Дальнейший творческий рост Вячеслава Иванова от волшебствующей одержимости привел его в последнюю пору жизни к христианству без всяких «космических» оговорок. К христианству ортодоксальному, кафолическому, которое если и продолжают овевать античные мифы, то в качестве поэтических метафор только. Наконец и метафоры исчезают, и даже стихи Вячеслав Иванов перестает писать, занятый раздумьями совсем другого порядка.

Еще в 1925 году написано стихотворение «Палинодия». Начинается оно с вопросов:

И твой исметский мед ужель меня пресытил?
Из рощи миртовой кто твой кумир похитил?
Иль в вещем ужасе я сам его разбил?
Ужели я тебя, Эллада, разлюбил?

И кончается это стихотворение патетическим признанием:

— я слышал с неба зов:
«Покинь, служитель, храм украшенный бесов».
И я бежал, и ем в предгорьях Фиваиды
Молчанья дикий мед и жесткие акриды.

С той поры муза Вячеслава Иванова менее щедра; — утратив веру в «исчезнувших богинь», он тем самым обрек себя на молчание…

Из послереволюционных стихов, изданных еще в России, особенно запомнилось одно в приподнятом, торжественном, чисто Ивановском вкусе.

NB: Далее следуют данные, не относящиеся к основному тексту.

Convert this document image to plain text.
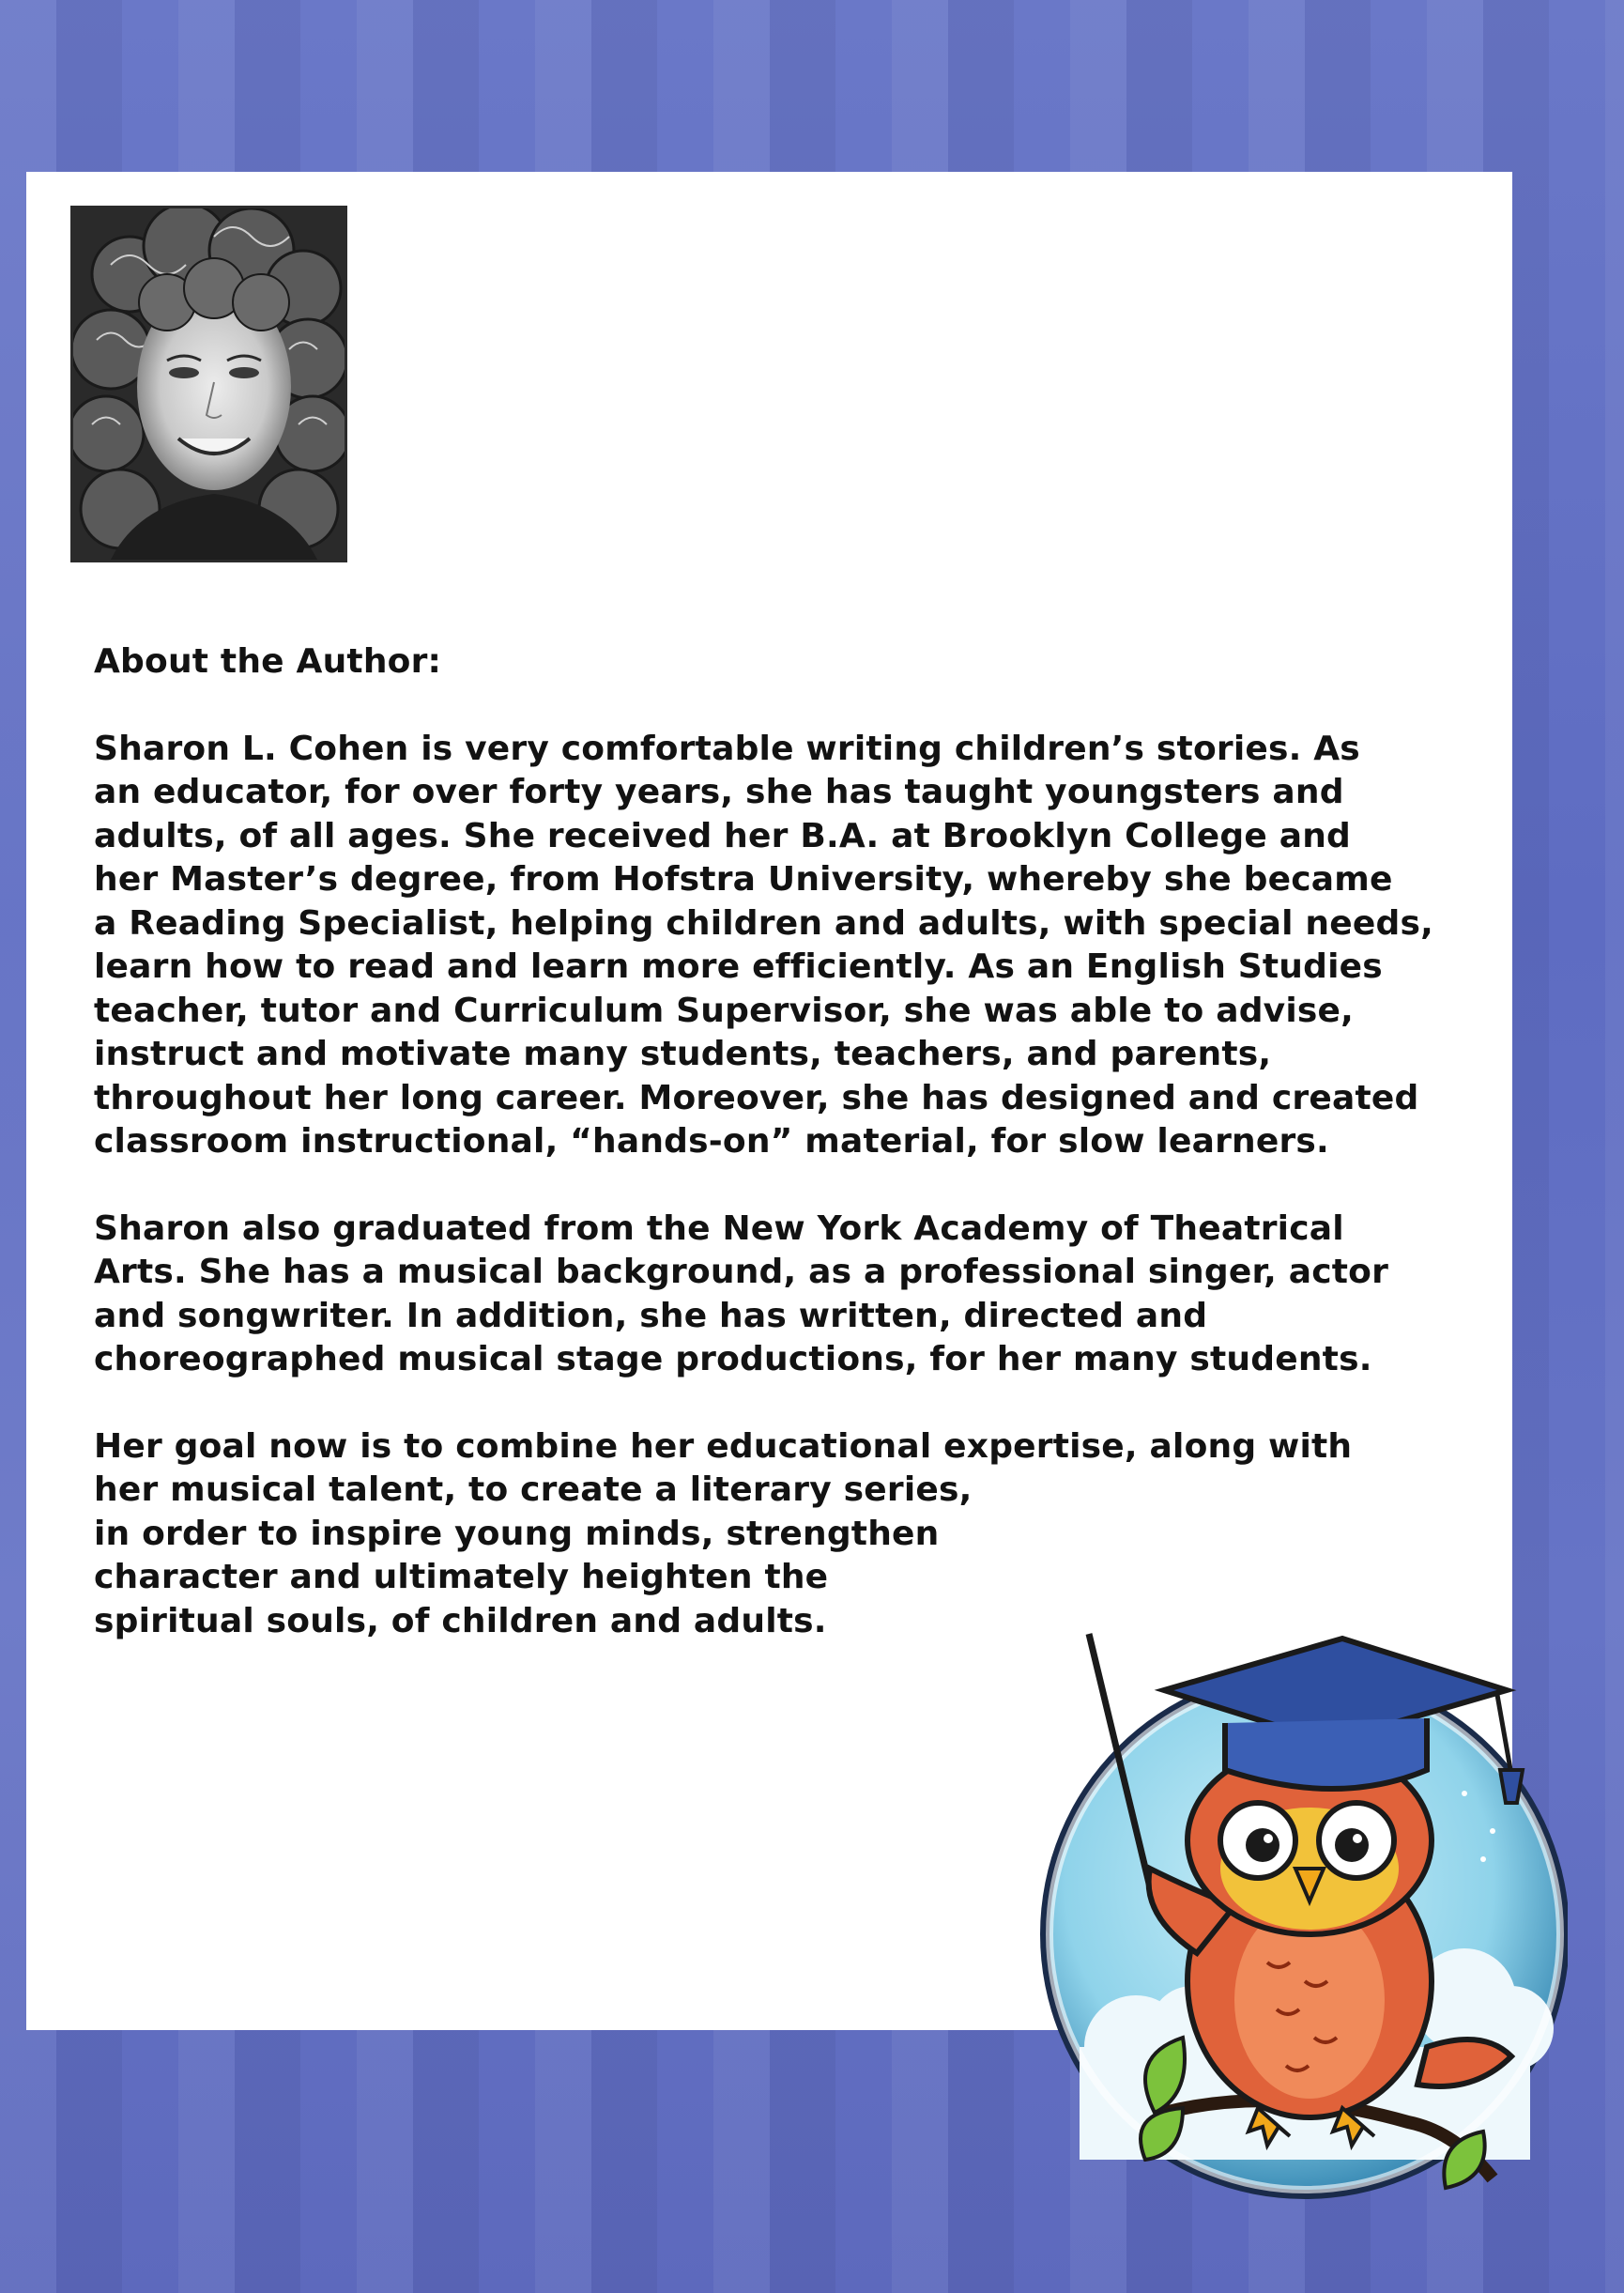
About the Author:
Sharon L. Cohen is very comfortable writing children’s stories. As
an educator, for over forty years, she has taught youngsters and
adults, of all ages. She received her B.A. at Brooklyn College and
her Master’s degree, from Hofstra University, whereby she became
a Reading Specialist, helping children and adults, with special needs,
learn how to read and learn more efficiently. As an English Studies
teacher, tutor and Curriculum Supervisor, she was able to advise,
instruct and motivate many students, teachers, and parents,
throughout her long career. Moreover, she has designed and created
classroom instructional, “hands-on” material, for slow learners.
Sharon also graduated from the New York Academy of Theatrical
Arts. She has a musical background, as a professional singer, actor
and songwriter. In addition, she has written, directed and
choreographed musical stage productions, for her many students.
Her goal now is to combine her educational expertise, along with
her musical talent, to create a literary series,
in order to inspire young minds, strengthen
character and ultimately heighten the
spiritual souls, of children and adults.
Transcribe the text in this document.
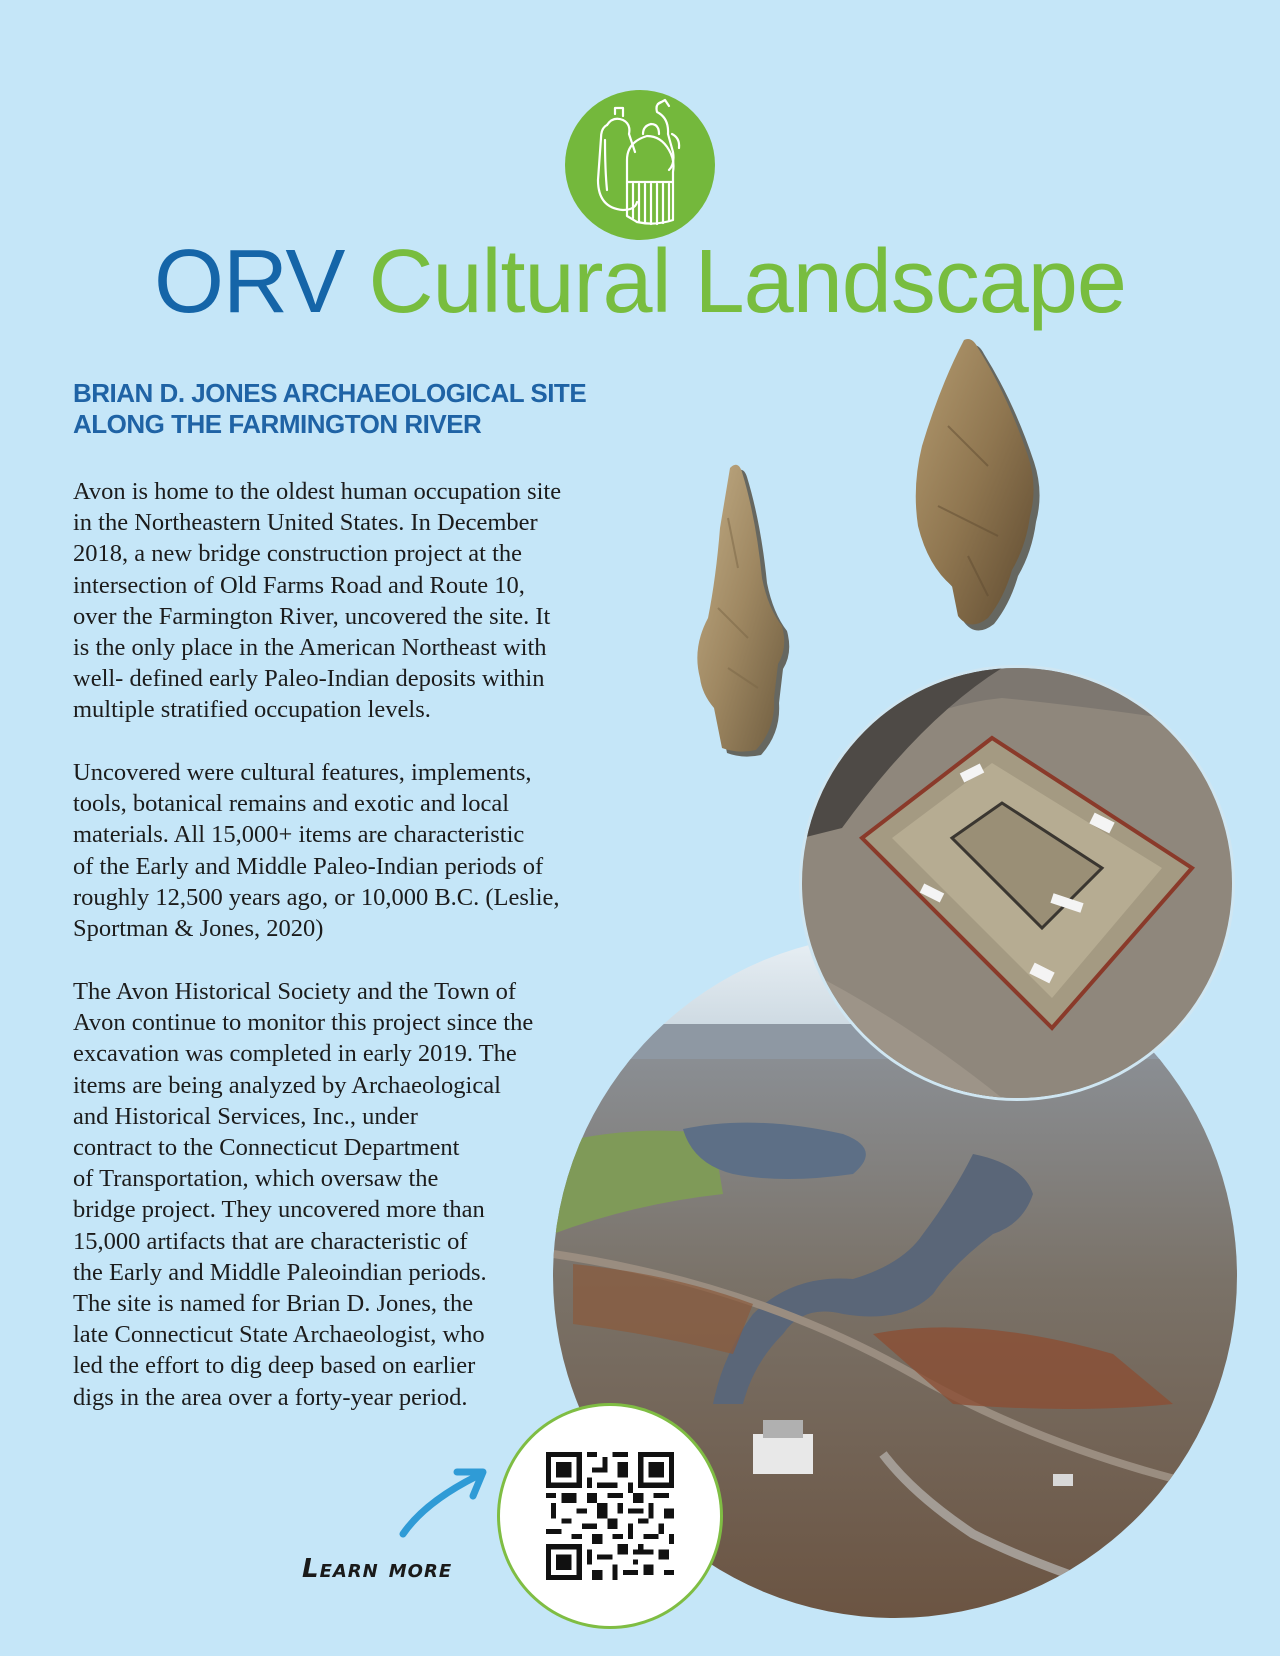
ORV Cultural Landscape
BRIAN D. JONES ARCHAEOLOGICAL SITE
ALONG THE FARMINGTON RIVER
Avon is home to the oldest human occupation site
in the Northeastern United States. In December
2018, a new bridge construction project at the
intersection of Old Farms Road and Route 10,
over the Farmington River, uncovered the site. It
is the only place in the American Northeast with
well- defined early Paleo-Indian deposits within
multiple stratified occupation levels.
Uncovered were cultural features, implements,
tools, botanical remains and exotic and local
materials. All 15,000+ items are characteristic
of the Early and Middle Paleo-Indian periods of
roughly 12,500 years ago, or 10,000 B.C. (Leslie,
Sportman & Jones, 2020)
The Avon Historical Society and the Town of
Avon continue to monitor this project since the
excavation was completed in early 2019. The
items are being analyzed by Archaeological
and Historical Services, Inc., under
contract to the Connecticut Department
of Transportation, which oversaw the
bridge project. They uncovered more than
15,000 artifacts that are characteristic of
the Early and Middle Paleoindian periods.
The site is named for Brian D. Jones, the
late Connecticut State Archaeologist, who
led the effort to dig deep based on earlier
digs in the area over a forty-year period.
Learn more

Приведу и его — оно очень характерно для поэта-символиста и эзотерика, и ни в одном, пожалуй, не выражена полнее чеканная сила его стиха и характерное для него смешение личного мотива с древней памятью о веках:

Мемнон.

В сердце, помнить и любить усталом,
Мать Изида, как я сберегу
Встречи все с тобой под покрывалом,
Все в цветах росинки на лугу?
Все ко мне склонявшиеся лики
Нежных душ, улыбчивых теней,
В розовом и белом павилики
На стеблях моих зыбучих дней?
Или всё, что пело сердцу: «помни», —
Отымает чуждый небосклон
У тебя, родной каменоломни
Изваянный выходец, Мемнон?
И когда заря твой глыбный холод
Растворит в певучие мольбы,
Ты не вспомнишь, как, подъемля молот,
Гимном Солнце славили рабы?
Иль должно, что пало в недры духа,
Вдовствовать в хранительной тиши,
Как те звоны, что всплывают глухо
Из летейских омутов души? —
Чтоб тоской по музыке забвенной
Возле рек иного бытия,
По любимой, в чьих-то чарах пленной,
Вечно болен был — и волен я.

Мемнон, как известно, был легендарным сыном Пифона и Авроры. Посланный отцом своим на защиту осажденной греками Трои, он погиб от руки Ахилла. Аврора оплакивала его неутешно, отчего и назвали греки росу «слезами Авроры». В египетских Фивах был сооружен исполин (может быть в честь одного из фараонов); легенда назвала его Мемноном за свойство издавать гармонические звуки, когда блеснут на нем первые лучи рассвета.